Jack Grealish’s father credits his success to GAA

Jack Grealish played underage for Republic for Ireland but now looks set to play for England.

Jack Grealish’s father has spoken of how playing GAA toughened Jack up for the Premiership.

Grealish played for John Mitchel’s in Birmingham as a youngster. Since then he has represented Republic of Ireland at Under 17, Under 19 and Under 21 levels but in 2016 changed his allegiance to England. He has played for England Under 21s but yet to play senior football for them although his form this season could see a call up coming soon.

Kevin Grealish told Birmingham Live: “He’d run the show playing Gaelic. It really helped him because he was knocked from pillar to post. It’s brutal compared to soccer.

“Jack, as you know, is good with his feet but you can pick the ball up as well and he’d flick it around everyone!
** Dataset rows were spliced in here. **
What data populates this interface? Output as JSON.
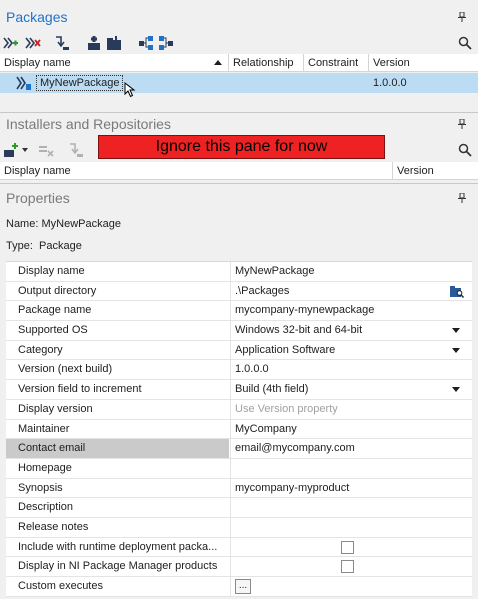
{
  "packages": {
    "title": "Packages",
    "columns": [
      "Display name",
      "Relationship",
      "Constraint",
      "Version"
    ],
    "rows": [
      {
        "name": "MyNewPackage",
        "relationship": "",
        "constraint": "",
        "version": "1.0.0.0"
      }
    ]
  },
  "installers": {
    "title": "Installers and Repositories",
    "banner": "Ignore this pane for now",
    "columns": [
      "Display name",
      "Version"
    ]
  },
  "properties": {
    "title": "Properties",
    "name_label": "Name:",
    "name_value": "MyNewPackage",
    "type_label": "Type:",
    "type_value": "Package",
    "rows": [
      {
        "name": "Display name",
        "value": "MyNewPackage"
      },
      {
        "name": "Output directory",
        "value": ".\\Packages"
      },
      {
        "name": "Package name",
        "value": "mycompany-mynewpackage"
      },
      {
        "name": "Supported OS",
        "value": "Windows 32-bit and 64-bit"
      },
      {
        "name": "Category",
        "value": "Application Software"
      },
      {
        "name": "Version (next build)",
        "value": "1.0.0.0"
      },
      {
        "name": "Version field to increment",
        "value": "Build (4th field)"
      },
      {
        "name": "Display version",
        "value": "Use Version property"
      },
      {
        "name": "Maintainer",
        "value": "MyCompany"
      },
      {
        "name": "Contact email",
        "value": "email@mycompany.com"
      },
      {
        "name": "Homepage",
        "value": ""
      },
      {
        "name": "Synopsis",
        "value": "mycompany-myproduct"
      },
      {
        "name": "Description",
        "value": ""
      },
      {
        "name": "Release notes",
        "value": ""
      },
      {
        "name": "Include with runtime deployment packa...",
        "value": ""
      },
      {
        "name": "Display in NI Package Manager products",
        "value": ""
      },
      {
        "name": "Custom executes",
        "value": "..."
      }
    ]
  },
  "colors": {
    "accent": "#1e72c8",
    "selection": "#bcdcf4",
    "banner_bg": "#ee2222"
  }
}
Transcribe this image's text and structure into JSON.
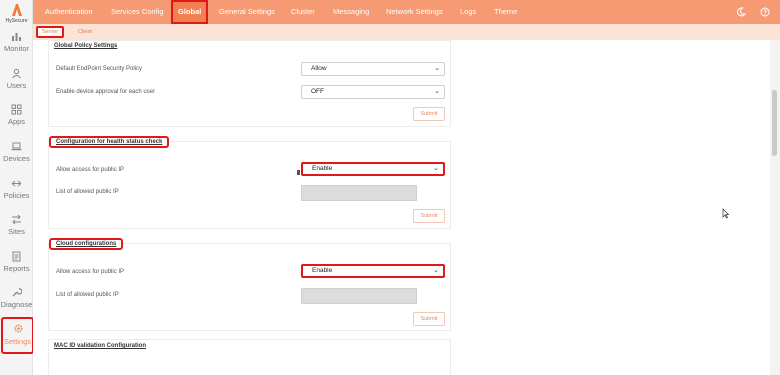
{
  "logo": {
    "name": "HySecure"
  },
  "sidebar": {
    "items": [
      {
        "label": "Monitor",
        "icon": "bar-chart-icon"
      },
      {
        "label": "Users",
        "icon": "user-icon"
      },
      {
        "label": "Apps",
        "icon": "apps-grid-icon"
      },
      {
        "label": "Devices",
        "icon": "laptop-icon"
      },
      {
        "label": "Policies",
        "icon": "arrows-icon"
      },
      {
        "label": "Sites",
        "icon": "shuffle-icon"
      },
      {
        "label": "Reports",
        "icon": "document-icon"
      },
      {
        "label": "Diagnose",
        "icon": "wrench-icon"
      },
      {
        "label": "Settings",
        "icon": "gear-icon",
        "active": true
      }
    ]
  },
  "topnav": {
    "tabs": [
      "Authentication",
      "Services Config",
      "Global",
      "General Settings",
      "Cluster",
      "Messaging",
      "Network Settings",
      "Logs",
      "Theme"
    ],
    "active": "Global"
  },
  "subnav": {
    "tabs": [
      "Server",
      "Client"
    ],
    "active": "Server"
  },
  "global_policy": {
    "title": "Global Policy Settings",
    "rows": [
      {
        "label": "Default EndPoint Security Policy",
        "value": "Allow"
      },
      {
        "label": "Enable device approval for each user",
        "value": "OFF"
      }
    ],
    "submit": "Submit"
  },
  "health_check": {
    "title": "Configuration for health status check",
    "access_label": "Allow access for public IP",
    "access_value": "Enable",
    "ip_label": "List of allowed public IP",
    "submit": "Submit"
  },
  "cloud": {
    "title": "Cloud configurations",
    "access_label": "Allow access for public IP",
    "access_value": "Enable",
    "ip_label": "List of allowed public IP",
    "submit": "Submit"
  },
  "mac": {
    "title": "MAC ID validation Configuration"
  },
  "colors": {
    "brand": "#f59a72",
    "highlight": "#e01818",
    "accent": "#f08a5d"
  }
}
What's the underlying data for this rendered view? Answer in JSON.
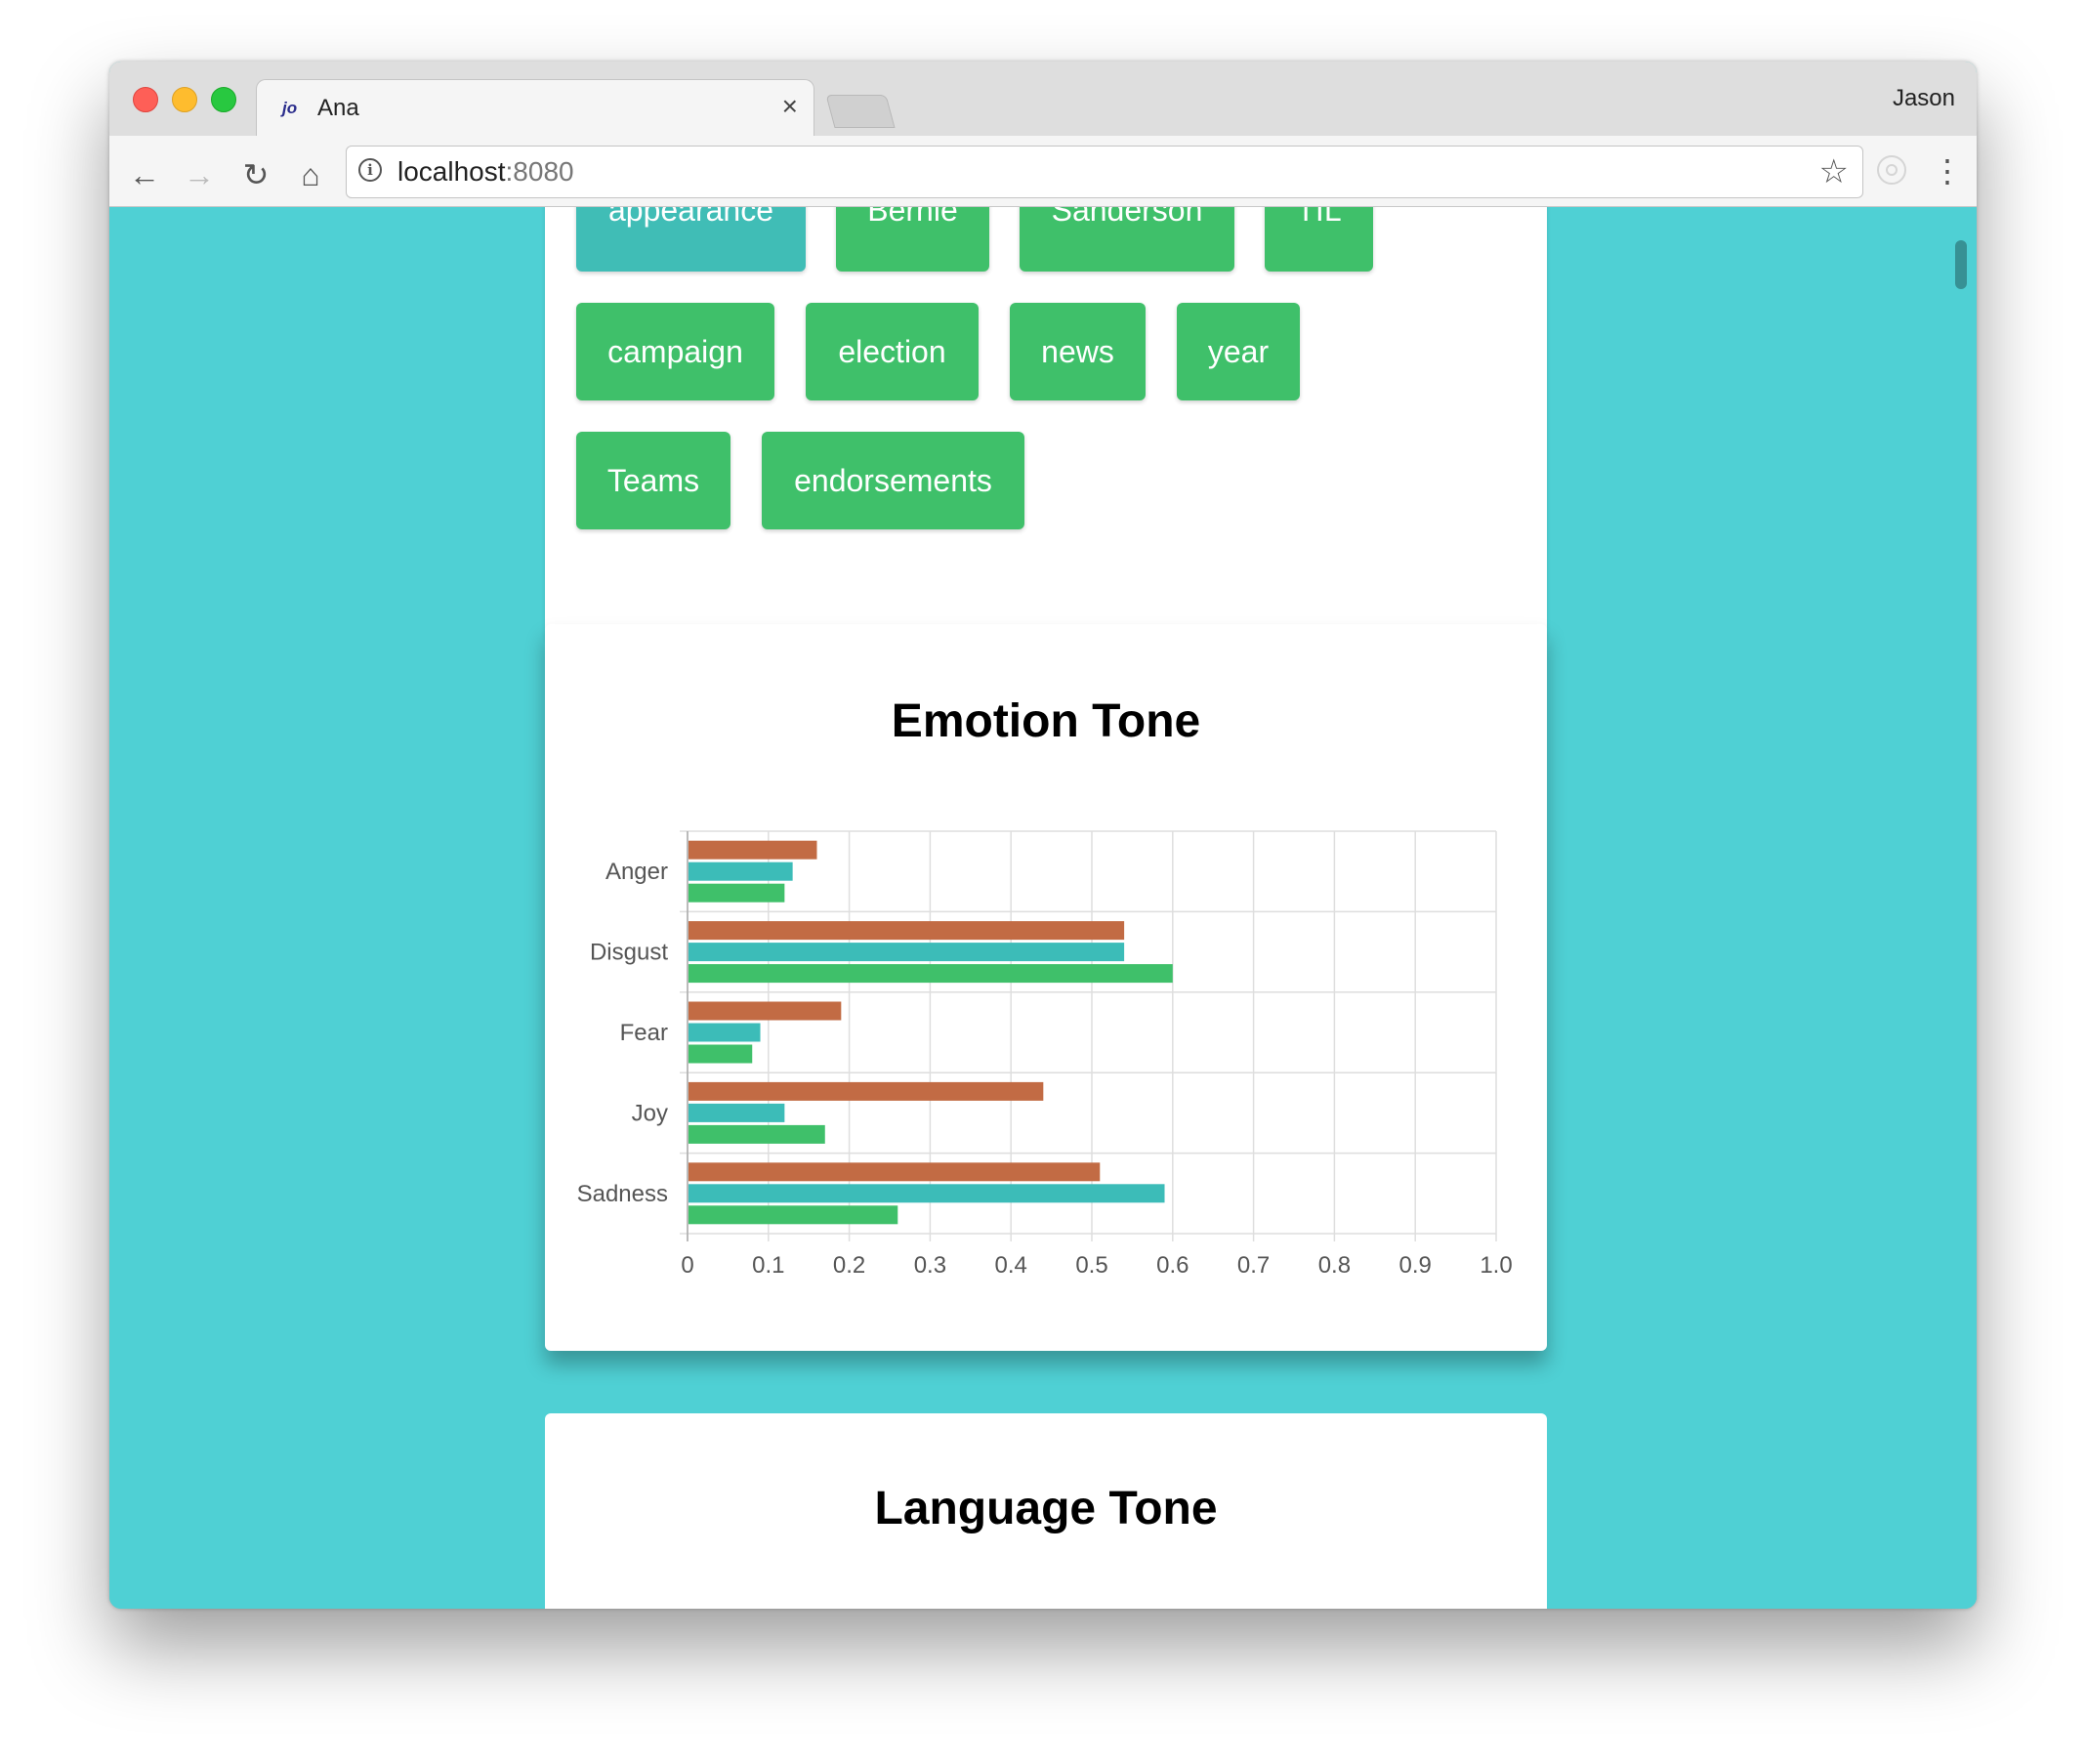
{
  "browser": {
    "tab_title": "Ana",
    "tab_favicon": "jo",
    "tab_close": "×",
    "profile_name": "Jason",
    "url_host": "localhost",
    "url_port": ":8080",
    "icons": {
      "back": "←",
      "forward": "→",
      "reload": "↻",
      "home": "⌂",
      "info": "i",
      "star": "☆",
      "menu": "⋮"
    }
  },
  "tags": {
    "items": [
      {
        "label": "appearance",
        "active": true
      },
      {
        "label": "Bernie",
        "active": false
      },
      {
        "label": "Sanderson",
        "active": false
      },
      {
        "label": "TIL",
        "active": false
      },
      {
        "label": "campaign",
        "active": false
      },
      {
        "label": "election",
        "active": false
      },
      {
        "label": "news",
        "active": false
      },
      {
        "label": "year",
        "active": false
      },
      {
        "label": "Teams",
        "active": false
      },
      {
        "label": "endorsements",
        "active": false
      }
    ],
    "colors": {
      "default": "#3fc06a",
      "active": "#40bdb6"
    }
  },
  "emotion_card": {
    "title": "Emotion Tone"
  },
  "language_card": {
    "title": "Language Tone"
  },
  "chart_data": {
    "type": "bar",
    "orientation": "horizontal",
    "title": "",
    "xlabel": "",
    "ylabel": "",
    "categories": [
      "Anger",
      "Disgust",
      "Fear",
      "Joy",
      "Sadness"
    ],
    "series": [
      {
        "color": "#c26b44",
        "values": [
          0.16,
          0.54,
          0.19,
          0.44,
          0.51
        ]
      },
      {
        "color": "#3cbcb8",
        "values": [
          0.13,
          0.54,
          0.09,
          0.12,
          0.59
        ]
      },
      {
        "color": "#3fc06a",
        "values": [
          0.12,
          0.6,
          0.08,
          0.17,
          0.26
        ]
      }
    ],
    "xlim": [
      0,
      1.0
    ],
    "xticks": [
      "0",
      "0.1",
      "0.2",
      "0.3",
      "0.4",
      "0.5",
      "0.6",
      "0.7",
      "0.8",
      "0.9",
      "1.0"
    ],
    "grid": true,
    "legend": "none"
  }
}
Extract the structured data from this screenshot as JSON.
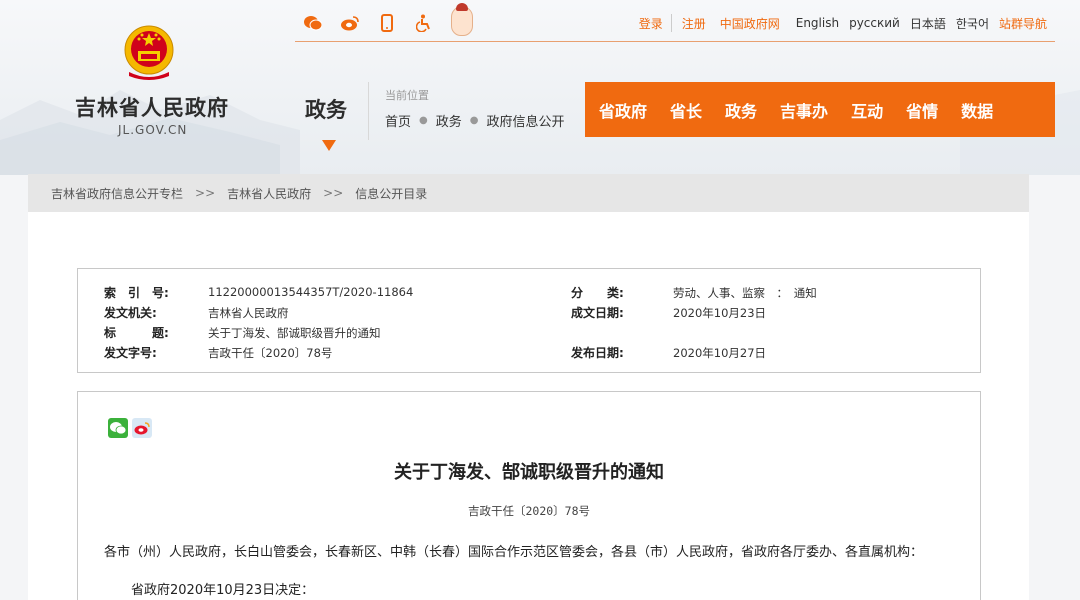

“I told Gordan Cowans (Aston Villa coach) that once. He asked why Jack was so good at expecting tackles and stuff and it was the GAA. It really built up his upper body, players would bounce off him. It’s probably why he’s so strong today.

“He had to stop playing at 16, though, they’d just be stamping on his fingers and it became all too much. We had Nike knocking at the door at this point as well who wanted to sponsor him.

“It was a summer sport, Gaelic, and he’d play that non-stop, he didn’t care about your crickets or rugbys.”

Jack scored a point for Warwickshire in Croke Park at half-time in the Kerry v Dublin quarter-final in 2009.